Therapist advocate Beth Nolan, outreach coordinator for Voices for Vermont's Children remains hopeful, though she foresees "a long, rigorous process" ahead. She said it will be worth a long-term effort to see therapists going out to senior centers, schools, and nursing homes "getting care to people where they are."
In Ohio, legislation regarding dental therapists has not yet been introduced. In fact, discussions have not moved beyond tense town meetings. David Owsiany, JD, executive director of the Ohio Dental Association, recently dismissed the therapist model as so much "snake oil."
"The promise is that it will cure everything, and it doesn't cure anything at all," he said.
He called the push for therapists a distraction from other solutions he sees as more promising, including full funding for Medicaid dental programs and models such as expanded function dental auxiliaries.
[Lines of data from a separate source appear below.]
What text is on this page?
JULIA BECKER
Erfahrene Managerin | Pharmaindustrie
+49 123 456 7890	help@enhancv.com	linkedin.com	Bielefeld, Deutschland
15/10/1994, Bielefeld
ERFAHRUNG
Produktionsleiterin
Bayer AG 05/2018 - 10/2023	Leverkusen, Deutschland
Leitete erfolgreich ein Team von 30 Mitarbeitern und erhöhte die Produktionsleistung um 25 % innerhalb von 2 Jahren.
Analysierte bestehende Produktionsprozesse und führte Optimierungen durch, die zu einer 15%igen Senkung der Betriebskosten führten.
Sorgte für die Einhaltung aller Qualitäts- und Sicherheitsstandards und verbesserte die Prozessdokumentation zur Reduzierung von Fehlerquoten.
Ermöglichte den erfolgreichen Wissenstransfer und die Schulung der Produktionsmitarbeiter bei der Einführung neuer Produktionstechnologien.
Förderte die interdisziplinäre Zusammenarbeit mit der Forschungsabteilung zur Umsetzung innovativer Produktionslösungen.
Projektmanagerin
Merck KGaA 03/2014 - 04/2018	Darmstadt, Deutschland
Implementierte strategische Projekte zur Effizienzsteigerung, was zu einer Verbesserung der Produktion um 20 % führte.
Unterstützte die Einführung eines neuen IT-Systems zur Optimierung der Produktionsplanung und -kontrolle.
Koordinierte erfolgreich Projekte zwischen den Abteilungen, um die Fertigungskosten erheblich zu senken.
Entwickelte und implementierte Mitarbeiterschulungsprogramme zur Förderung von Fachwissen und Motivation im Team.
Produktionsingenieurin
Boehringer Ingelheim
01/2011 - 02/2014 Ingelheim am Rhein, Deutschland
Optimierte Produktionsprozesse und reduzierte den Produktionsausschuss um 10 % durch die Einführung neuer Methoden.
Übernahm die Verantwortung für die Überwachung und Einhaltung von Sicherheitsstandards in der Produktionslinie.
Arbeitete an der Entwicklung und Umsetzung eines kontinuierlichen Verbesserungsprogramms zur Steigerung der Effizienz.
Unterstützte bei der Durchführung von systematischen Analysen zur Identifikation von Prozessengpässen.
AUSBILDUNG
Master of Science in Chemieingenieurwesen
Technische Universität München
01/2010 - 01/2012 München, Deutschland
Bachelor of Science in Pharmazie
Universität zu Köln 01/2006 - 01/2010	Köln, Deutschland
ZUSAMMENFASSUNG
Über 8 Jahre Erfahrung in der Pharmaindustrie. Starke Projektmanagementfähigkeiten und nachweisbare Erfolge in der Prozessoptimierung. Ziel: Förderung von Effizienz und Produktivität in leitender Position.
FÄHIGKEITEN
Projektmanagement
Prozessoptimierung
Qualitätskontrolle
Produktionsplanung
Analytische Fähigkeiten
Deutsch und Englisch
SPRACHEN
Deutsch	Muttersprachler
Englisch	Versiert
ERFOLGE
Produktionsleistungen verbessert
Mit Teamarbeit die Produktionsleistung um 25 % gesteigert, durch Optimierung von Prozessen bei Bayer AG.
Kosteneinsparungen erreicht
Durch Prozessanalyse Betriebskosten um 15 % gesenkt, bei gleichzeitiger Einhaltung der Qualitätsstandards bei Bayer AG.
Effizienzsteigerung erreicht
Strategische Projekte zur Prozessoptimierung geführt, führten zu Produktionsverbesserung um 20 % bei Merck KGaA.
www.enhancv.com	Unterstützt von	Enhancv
David Maywhoor, project director of Dental Access Now, a Columbus-based coalition of advocacy and social service organizations, said fighting with the state dental association has been dispiriting.
"When they likened us to snake oil, you know the level of the conversation. It's uncivil is what it is," he said. But he and his fellow advocates are far from giving up.
"We'll continue our ground game," Maywhoor said. "We'll get as much community education done as we can."